Oui ! En plus de ça j'avais joué ailier gauche pendant presque six mois, un poste qui n'est pas du tout le mien. Au final c'est là où j'ai marqué le plus de buts (rires). Matthieu Dossevi centrait souvent au second poteau et ça tombait sur moi. J'ai eu d'autres saisons où j'ai marqué une dizaine de buts mais là quand je rentrais sur le terrain je savais que j'allais avoir une ou deux occasions pour marquer. Et ça quand t'es attaquant, tu ne te poses plus la question du placement, ça se fait automatiquement.

Du coup n'avez-vous pas demandé au coach de vous mettre sur le côté gauche ?

(Rires) On a assez de monde à ce niveau-là et ce n'est pas moi qui vais commencer à dire là où je veux jouer. Chacun son rôle.

Nolan Roux taquinant les boules cet été en stage à Albertville avec Anthony Briançon et Renaud Ripart (Photo Corentin Corger)

Personnellement vous étiez au top mais le club était lanterne rouge toute la saison. Cette situation était-elle frustrante ?

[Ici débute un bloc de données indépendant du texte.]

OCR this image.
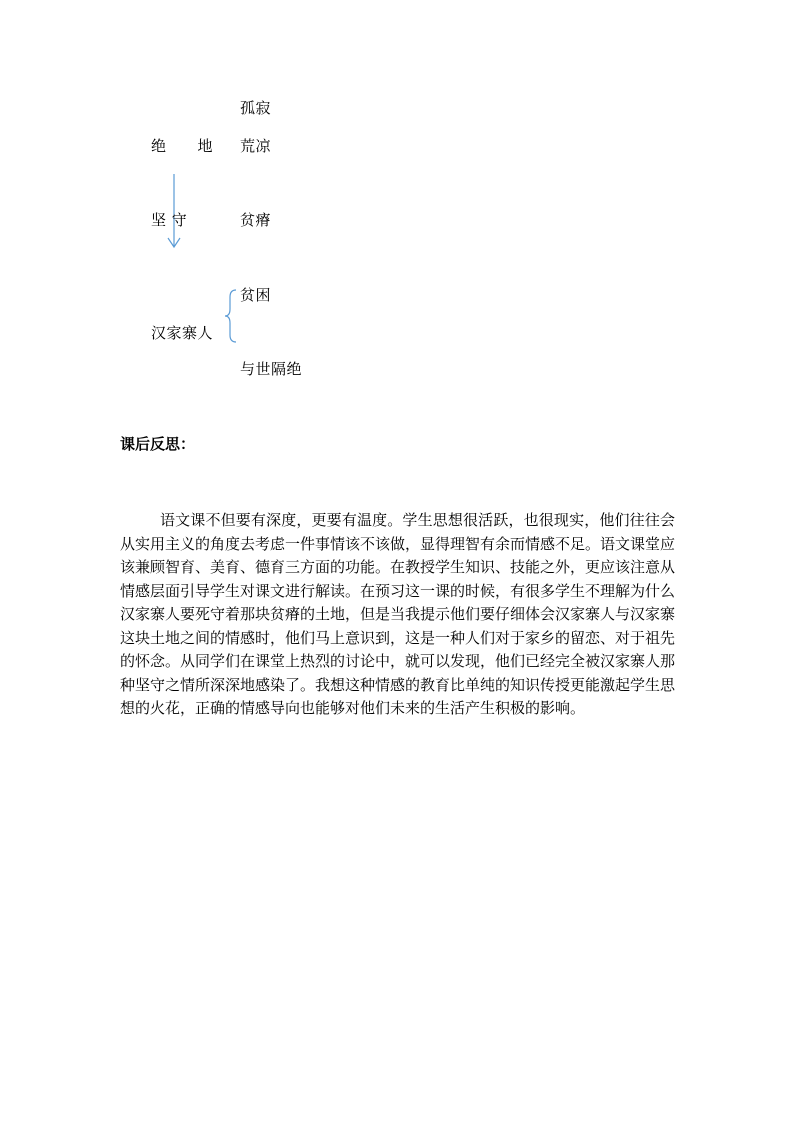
孤寂
绝　　地 荒凉
坚 守	贫瘠
贫困
汉家寨人
与世隔绝
课后反思：

语文课不但要有深度，更要有温度。学生思想很活跃，也很现实，他们往往会从实用主义的角度去考虑一件事情该不该做，显得理智有余而情感不足。语文课堂应该兼顾智育、美育、德育三方面的功能。在教授学生知识、技能之外，更应该注意从情感层面引导学生对课文进行解读。在预习这一课的时候，有很多学生不理解为什么汉家寨人要死守着那块贫瘠的土地，但是当我提示他们要仔细体会汉家寨人与汉家寨这块土地之间的情感时，他们马上意识到，这是一种人们对于家乡的留恋、对于祖先的怀念。从同学们在课堂上热烈的讨论中，就可以发现，他们已经完全被汉家寨人那种坚守之情所深深地感染了。我想这种情感的教育比单纯的知识传授更能激起学生思想的火花，正确的情感导向也能够对他们未来的生活产生积极的影响。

En fait tu n'es jamais satisfait. Même si je marquais un ou deux buts derrière si on perdait, je n'avais pas de satisfaction personnelle. Je suis encore de ceux qui prônent que le foot est un sport collectif même si aujourd'hui c'est de plus en plus difficile car les mentalités changent un petit peu. Par contre demain on fait un match, je joue, on gagne, je ne marque pas, je m'en veux. À l'inverse, on perd, je marque, je ne suis pas content. J'ai peut-être parfois eu un peu trop cet esprit collectif mais c'est comme ça. Les saisons un peu compliquées font partie du foot.

"Je regarde les matches à la télé, je change de chaîne"

Avez-vous gardé des contacts avec des joueurs messins ou des membres du staff ?

J'avais les kinés un petit peu. Après quasiment tous les joueurs avec qui j'ai joué sont partis. J'ai envoyé un message à Ibrahima Niane qui s'est blessé (aux ligaments croisés, le 14 octobre) en lui disant que ça faisait partie du métier mais qu'il était jeune. Quand je suis arrivé à Metz, il arrivait du Sénégal. Toute l'année, il était assis à côté de moi dans les vestiaires. J'avais beaucoup apprécié cette personne qui me demandait beaucoup de conseils. C'était un jeune très attentif et je suis très content de ce qu'il fait. On est resté en contact.

Malgré le confinement, le sport professionnel continue, cela change quoi de jouer à huis clos ?

Ça n'a plus du tout la même saveur. Sans supporters, il n'y a plus de fête. Je regarde les matches à la télé, je change de chaîne car c'est vide. Tu entends parler, les mecs renifler, éternuer... Tu sens qu'il manque quelque chose pour pousser les équipes à aller chercher des résultats, à s'enflammer. J'ai l'impression que c'est tellement lointain de jouer dans un stade plein. Quand je suis arrivé au stade des Costières contre Monaco (3-1, le 1er février 2020) j'étais chaud bouillant. Tu es transcendé par tout ça. On est onze sur le terrain et tout ceux qui sont dans le stade sont pour ton équipe. Le match à Montpellier à 13h sans personne, on entendait les oiseaux. Après on comprend que la santé des gens prime. C'est un moment à passer mais je pense que tout ne redeviendra pas comme avant.